Shrinking taxa means more room on the ark!


I knew this was coming. There was an interesting taxonomic consolidation recently: Torosaurus is accused of being simply an older Triceratops, so those two taxa are being lumped into one, Triceratops. Jack Horner is suggesting that Nanotyrannus was simply a juvenile T. rex. These kinds of adjustments of the taxonomy happen all the time, both as more data becomes available, and as lumpers make more noise than splitters (a process that can be reversed, of course). It is not a big deal.

Except to creationists, who are overjoyed that combining two species into one means that “the Ark cargo was even lighter than previously thought”. There’s also some crowing about those arrogant scientists being wrong wrong wrongity-wrong wrong ding-dong! Gloating over an occasional error would be much more impressive if they also ever acknowledged the many times scientists have been right, and the creationists wrong.

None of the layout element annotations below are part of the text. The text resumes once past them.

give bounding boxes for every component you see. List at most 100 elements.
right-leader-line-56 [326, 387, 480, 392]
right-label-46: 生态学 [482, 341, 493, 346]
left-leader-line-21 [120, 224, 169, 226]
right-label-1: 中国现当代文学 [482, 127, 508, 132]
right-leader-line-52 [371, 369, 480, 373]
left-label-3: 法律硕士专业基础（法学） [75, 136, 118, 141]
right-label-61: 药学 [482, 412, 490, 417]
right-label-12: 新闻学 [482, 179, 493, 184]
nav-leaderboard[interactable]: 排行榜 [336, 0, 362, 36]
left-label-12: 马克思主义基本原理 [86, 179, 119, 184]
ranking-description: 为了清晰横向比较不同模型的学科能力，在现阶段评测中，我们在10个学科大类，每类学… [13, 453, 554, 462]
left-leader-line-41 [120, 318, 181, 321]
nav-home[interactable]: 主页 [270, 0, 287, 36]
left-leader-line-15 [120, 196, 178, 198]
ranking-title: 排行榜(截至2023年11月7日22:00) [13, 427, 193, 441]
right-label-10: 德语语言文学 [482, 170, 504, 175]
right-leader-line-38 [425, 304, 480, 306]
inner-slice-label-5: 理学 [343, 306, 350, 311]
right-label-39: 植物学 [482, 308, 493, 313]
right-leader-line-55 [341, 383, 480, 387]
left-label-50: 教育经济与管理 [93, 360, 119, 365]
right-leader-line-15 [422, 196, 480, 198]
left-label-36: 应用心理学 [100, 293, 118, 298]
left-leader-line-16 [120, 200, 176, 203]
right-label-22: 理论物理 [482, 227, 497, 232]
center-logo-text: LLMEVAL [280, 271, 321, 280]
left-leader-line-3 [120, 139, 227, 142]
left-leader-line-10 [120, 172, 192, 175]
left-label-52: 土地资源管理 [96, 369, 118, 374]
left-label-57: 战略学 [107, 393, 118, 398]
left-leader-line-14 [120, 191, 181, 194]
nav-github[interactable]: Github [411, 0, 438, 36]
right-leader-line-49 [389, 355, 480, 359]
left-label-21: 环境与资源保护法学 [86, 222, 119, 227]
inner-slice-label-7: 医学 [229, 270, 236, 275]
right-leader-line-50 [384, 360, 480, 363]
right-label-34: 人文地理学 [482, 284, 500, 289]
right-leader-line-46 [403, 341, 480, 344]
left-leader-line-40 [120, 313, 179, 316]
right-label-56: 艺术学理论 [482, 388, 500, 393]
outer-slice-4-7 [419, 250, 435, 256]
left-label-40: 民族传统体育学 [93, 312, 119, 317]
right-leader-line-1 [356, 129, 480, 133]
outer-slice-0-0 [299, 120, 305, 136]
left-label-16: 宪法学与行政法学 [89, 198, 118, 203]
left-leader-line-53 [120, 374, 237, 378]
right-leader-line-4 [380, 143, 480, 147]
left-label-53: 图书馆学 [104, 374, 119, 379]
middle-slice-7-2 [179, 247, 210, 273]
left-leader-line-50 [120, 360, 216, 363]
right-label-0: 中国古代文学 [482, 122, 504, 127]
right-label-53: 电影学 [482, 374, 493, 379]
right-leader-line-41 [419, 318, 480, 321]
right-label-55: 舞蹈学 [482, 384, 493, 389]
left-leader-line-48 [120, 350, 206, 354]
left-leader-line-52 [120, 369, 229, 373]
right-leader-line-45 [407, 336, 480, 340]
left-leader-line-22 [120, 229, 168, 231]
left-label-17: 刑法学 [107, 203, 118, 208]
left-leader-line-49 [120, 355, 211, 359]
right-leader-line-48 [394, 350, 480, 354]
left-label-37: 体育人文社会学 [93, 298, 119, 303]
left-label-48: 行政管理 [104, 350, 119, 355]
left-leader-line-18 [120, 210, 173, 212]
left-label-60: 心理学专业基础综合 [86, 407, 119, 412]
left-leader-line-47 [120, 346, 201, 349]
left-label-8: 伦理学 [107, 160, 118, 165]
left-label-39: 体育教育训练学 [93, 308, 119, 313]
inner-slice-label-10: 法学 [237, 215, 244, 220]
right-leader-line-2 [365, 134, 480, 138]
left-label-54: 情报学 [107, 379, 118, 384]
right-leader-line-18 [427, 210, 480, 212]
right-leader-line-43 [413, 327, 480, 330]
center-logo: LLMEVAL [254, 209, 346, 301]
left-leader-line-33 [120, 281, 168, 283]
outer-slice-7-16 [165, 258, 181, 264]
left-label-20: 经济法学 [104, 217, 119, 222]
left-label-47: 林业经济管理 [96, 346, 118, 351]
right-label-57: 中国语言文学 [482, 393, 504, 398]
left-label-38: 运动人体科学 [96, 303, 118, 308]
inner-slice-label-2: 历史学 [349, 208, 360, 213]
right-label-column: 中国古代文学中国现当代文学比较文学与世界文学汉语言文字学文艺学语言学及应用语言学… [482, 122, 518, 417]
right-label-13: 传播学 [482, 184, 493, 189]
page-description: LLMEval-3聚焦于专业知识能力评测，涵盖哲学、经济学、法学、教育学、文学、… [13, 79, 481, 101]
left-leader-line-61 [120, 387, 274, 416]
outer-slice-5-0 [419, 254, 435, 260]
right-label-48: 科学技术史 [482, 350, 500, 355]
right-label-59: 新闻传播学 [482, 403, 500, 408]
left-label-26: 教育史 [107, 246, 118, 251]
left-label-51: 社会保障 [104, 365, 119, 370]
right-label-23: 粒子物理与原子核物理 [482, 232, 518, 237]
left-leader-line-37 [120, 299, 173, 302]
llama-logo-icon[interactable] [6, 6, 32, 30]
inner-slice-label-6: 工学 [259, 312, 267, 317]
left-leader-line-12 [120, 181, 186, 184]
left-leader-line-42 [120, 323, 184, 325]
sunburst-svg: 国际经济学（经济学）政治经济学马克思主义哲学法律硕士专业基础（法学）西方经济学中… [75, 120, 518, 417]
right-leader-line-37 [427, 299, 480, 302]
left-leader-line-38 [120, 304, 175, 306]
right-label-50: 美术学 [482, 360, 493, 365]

Like this time: a little taxonomical shuffling does not salvage the story of God and the big boat. Triceratops/Torosaurus are still 70 million years old, and the fact that dinosaurs underwent morphological changes as they matured deep in the Cretaceous does not suddenly make the idea that they were living in the Middle East 6000 years ago and taking a year long cruise any more plausible.

Maybe they’re just hoping that if the paleontologists keep consolidating taxa they’ll eventually get to the point where all the dinosaurs are lumped into one species called Behemoth. That’s not going to happen either.

Comments

  1. Zeta_Metroid says

    @ Iain Walker # 243

    I’m in a fairly expansive mood at the moment, so I’ll overlook the transparent evasion.

    Sometimes conversations are just better if you focus on one topic.

    (5-toed theropods? Please).

    Actually, that’s spot on. From http://www.ucmp.berkeley.edu/diapsids/saurischia/theropoda.html:

    “…three main (weight-bearing) toes on the pes (foot); the first and fifth digits are reduced.”

    So, they did have five toes, its just that two of them were “reduced”.

    …the inaccuracies in the Ica stone depictions show a noticeable bias, in that they are consistent with popular depictions of dinosaurs from the 1950s and early 60s.

    Not so, as I said above, in that time they would have been said to show the “brontosaurus” with the wrong head.

    Theropods are shown standing upright…

    Doesn’t seem that way to me. If this one’s head weren’t turned: http://tinyurl.com/2cht2jl , it’d be even more hunched.

    …sauropods are shown with highly flexible necks…

    Which do you think show them with unrealistic flexibility?

    …tails are generally shown dragging rather than held in the air.

    Not here: http://tinyurl.com/2bnjkp2

    On which stones have you found the tail position to be troubling?

    Those are kind of depictions you’d expect if Uschuya…

    What’s with the obsession over this guy? Somebody says he’s made some fakes and you guys act like all the stones have got a “Made in Taiwan” sticker.
    I’d hate to have a dicussion about baseball card collecting here…

    …such as dromaeosaurs…

    It might be possible the center stone shows a stylized raptor: http://members.cox.net/ancient-sites/inca/03Ica_stones_we_examined.JPG
    But, even if I’m unable to find any that definitely show a raptor, and none are found, the exclusion of a certain type of dinosaur doesn’t show the stones are fake. What’s important are the dinosaurs that are on the stones that the lab has confirmed are authentic.

    …or spinosaurs.

    Those lived in Africa, didn’t they?
    Regardless, there actually are quite a few carnivorous dinosaurs shown with sails, such as the center one here: http://www.omniology.com/IcaPeruBurialStones3.jpg and the ones on the left-center stone.

    …those species that can be identified with any confidence (e.g., Triceratops)…

    A lot of dinosaurs look like triceratops, but aren’t necessarily that species.
    And, even though they’re rare, cerotopsids from the Soutern Hemisphere are known, such as notoceratops.

    Dinosaurs more typical of the southern hemisphere (e.g., Abelisaurids…

    Plenty of dinosaurs on the stones could easily be seen as those. See the two-legged one in the middle here, for example: http://tinyurl.com/273q66k

    …or Dicraeosaurids) are conspicuous by their absence.

    Wait, I’m confused: first you complain that the stones show sauropods with necks that are too flexible, now you’re saying they don’t show any sauropods…?

    And to return briefly to the subject you don’t want to talk about ….

    Not because I believe my position on it is indefensible, bear in mind, but because I’d really like to focus on the stones, bear in mind.